Factors other than adrenal blood supply should also be considered to preserve adrenal remnant function. Selection is important, as small, isolated, peripheral, and well-demarcated lesions are most suitable. Centrally placed lesions can make the procedure more demanding or, in some cases, impossible. At initial dissection, a decision is made to divide or preserve the adrenal vein. Careful mobilization of the adrenal tissue containing the lesion is performed. Subtotal adrenalectomy is then performed by using ultrasonic dissection. Using this technique, collateral damage to adjacent tissue is limited to less than 5 mm. Alternatively, a vascular stapler can be utilized. However, it is important to leave a sufficiently functioning adrenal remnant. Brauckhoff et al., 16 in a series of 22 patients, found that an adrenal remnant size <25% of normal gland size should be avoided to prevent adrenal hypofunction.
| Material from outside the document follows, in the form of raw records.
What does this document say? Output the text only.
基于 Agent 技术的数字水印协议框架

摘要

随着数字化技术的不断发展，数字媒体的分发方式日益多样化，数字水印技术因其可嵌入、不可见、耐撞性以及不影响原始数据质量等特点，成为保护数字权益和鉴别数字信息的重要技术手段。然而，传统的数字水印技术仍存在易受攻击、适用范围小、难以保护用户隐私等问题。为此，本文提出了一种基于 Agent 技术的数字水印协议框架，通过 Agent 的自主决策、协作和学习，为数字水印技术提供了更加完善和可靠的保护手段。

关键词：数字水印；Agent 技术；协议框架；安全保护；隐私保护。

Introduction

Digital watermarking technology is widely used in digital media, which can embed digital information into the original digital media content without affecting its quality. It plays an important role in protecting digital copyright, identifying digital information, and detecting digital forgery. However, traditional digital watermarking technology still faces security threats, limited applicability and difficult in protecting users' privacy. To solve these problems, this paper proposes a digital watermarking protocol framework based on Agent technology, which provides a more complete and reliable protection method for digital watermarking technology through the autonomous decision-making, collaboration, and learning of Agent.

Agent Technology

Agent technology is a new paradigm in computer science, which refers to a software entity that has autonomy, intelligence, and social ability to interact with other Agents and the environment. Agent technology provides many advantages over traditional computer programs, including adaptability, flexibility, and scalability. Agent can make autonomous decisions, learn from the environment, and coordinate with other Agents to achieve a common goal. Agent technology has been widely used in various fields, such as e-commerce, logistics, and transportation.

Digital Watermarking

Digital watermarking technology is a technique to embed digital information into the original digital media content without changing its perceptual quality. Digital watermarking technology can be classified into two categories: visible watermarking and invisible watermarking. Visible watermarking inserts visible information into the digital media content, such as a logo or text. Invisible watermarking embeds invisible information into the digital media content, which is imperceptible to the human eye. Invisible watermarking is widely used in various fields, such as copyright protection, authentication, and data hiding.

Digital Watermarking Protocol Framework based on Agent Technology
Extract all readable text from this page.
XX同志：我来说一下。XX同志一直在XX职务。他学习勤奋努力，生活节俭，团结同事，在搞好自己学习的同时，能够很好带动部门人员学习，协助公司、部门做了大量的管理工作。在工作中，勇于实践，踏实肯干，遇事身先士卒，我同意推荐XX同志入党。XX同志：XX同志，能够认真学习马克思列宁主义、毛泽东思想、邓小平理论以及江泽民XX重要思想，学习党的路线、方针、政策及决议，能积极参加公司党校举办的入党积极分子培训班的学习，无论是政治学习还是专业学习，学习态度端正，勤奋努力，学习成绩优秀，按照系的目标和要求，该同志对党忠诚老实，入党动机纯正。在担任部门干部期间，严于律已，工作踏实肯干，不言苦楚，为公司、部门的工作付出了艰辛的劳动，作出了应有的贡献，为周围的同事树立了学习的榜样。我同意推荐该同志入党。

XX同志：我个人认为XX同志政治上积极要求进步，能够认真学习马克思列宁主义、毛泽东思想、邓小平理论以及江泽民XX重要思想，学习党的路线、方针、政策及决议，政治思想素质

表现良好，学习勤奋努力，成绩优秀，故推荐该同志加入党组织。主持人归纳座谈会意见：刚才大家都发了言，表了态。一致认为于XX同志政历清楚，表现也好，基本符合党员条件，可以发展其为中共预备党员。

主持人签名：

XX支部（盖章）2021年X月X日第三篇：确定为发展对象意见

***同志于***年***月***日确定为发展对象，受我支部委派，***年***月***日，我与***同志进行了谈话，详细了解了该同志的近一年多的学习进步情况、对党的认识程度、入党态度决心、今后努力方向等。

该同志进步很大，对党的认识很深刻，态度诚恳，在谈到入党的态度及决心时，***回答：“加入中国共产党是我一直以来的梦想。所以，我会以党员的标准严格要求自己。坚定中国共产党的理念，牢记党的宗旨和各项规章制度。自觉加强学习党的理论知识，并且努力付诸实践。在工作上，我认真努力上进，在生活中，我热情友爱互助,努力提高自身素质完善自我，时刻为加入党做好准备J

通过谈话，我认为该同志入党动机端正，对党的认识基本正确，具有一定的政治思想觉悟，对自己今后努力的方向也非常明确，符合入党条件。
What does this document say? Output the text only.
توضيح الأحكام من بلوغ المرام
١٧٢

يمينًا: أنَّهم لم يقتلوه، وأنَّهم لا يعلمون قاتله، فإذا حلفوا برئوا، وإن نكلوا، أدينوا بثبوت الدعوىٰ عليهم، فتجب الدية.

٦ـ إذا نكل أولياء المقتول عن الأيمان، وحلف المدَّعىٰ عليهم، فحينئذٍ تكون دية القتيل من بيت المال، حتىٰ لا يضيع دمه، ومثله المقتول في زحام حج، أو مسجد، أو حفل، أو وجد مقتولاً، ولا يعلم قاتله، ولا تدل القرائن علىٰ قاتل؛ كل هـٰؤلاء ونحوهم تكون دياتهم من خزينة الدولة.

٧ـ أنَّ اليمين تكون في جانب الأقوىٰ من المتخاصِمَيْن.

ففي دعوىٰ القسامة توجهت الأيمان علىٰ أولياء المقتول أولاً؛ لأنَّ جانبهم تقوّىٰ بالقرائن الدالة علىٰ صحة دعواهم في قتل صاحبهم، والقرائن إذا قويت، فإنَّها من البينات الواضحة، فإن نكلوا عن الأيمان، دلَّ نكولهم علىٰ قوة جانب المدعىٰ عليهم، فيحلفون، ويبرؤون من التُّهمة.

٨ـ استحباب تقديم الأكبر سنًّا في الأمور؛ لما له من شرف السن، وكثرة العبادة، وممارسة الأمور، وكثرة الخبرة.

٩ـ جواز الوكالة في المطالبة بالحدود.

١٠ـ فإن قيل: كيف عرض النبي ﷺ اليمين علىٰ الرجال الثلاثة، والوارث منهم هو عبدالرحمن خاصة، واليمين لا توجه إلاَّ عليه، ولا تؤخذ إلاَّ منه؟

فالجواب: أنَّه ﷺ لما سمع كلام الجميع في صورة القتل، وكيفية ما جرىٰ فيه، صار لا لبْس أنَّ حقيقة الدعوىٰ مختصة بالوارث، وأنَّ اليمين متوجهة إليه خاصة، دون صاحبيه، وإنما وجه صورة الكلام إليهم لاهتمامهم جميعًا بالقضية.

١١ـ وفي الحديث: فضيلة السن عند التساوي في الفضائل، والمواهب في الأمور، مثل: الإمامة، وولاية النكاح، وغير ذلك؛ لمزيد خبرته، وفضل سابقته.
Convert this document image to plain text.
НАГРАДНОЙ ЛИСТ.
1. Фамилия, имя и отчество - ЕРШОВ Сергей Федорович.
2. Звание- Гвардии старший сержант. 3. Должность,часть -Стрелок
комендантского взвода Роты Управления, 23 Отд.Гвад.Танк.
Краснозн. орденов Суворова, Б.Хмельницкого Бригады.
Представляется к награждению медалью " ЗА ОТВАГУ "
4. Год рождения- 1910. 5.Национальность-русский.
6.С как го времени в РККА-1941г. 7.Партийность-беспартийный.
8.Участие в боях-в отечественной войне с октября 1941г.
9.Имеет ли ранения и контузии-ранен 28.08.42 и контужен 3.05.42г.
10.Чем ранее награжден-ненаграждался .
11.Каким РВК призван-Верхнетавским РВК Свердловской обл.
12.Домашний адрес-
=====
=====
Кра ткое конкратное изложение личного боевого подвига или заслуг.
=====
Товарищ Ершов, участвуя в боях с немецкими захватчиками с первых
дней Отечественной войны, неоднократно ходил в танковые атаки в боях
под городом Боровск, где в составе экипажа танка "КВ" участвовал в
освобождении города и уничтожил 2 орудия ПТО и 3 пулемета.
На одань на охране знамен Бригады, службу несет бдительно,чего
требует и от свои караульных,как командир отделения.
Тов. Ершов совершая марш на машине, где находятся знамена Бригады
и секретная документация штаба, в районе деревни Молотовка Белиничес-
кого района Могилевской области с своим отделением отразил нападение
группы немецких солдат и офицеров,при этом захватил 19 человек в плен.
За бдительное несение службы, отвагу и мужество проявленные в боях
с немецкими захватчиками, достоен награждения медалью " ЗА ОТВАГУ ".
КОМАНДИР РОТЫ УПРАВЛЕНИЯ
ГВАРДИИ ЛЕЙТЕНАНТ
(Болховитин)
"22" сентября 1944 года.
Intraoperative ultrasound may be used to determine normal adrenal tissue and identify the resection margins.
Conclusions
This study has shown, during LSA, that a nonfunctioning adrenal remnant is unlikely due to an inadequate arterial supply. Division of the main adrenal vein can be performed safely without risk of venous congestion. However, once the main adrenal vein is divided, excessive mobilization of the adrenal remnant should be avoided to prevent destruction of the smaller peripheral veins necessary for venous drainage.
Disclosure Statement
No competing financial interests exist.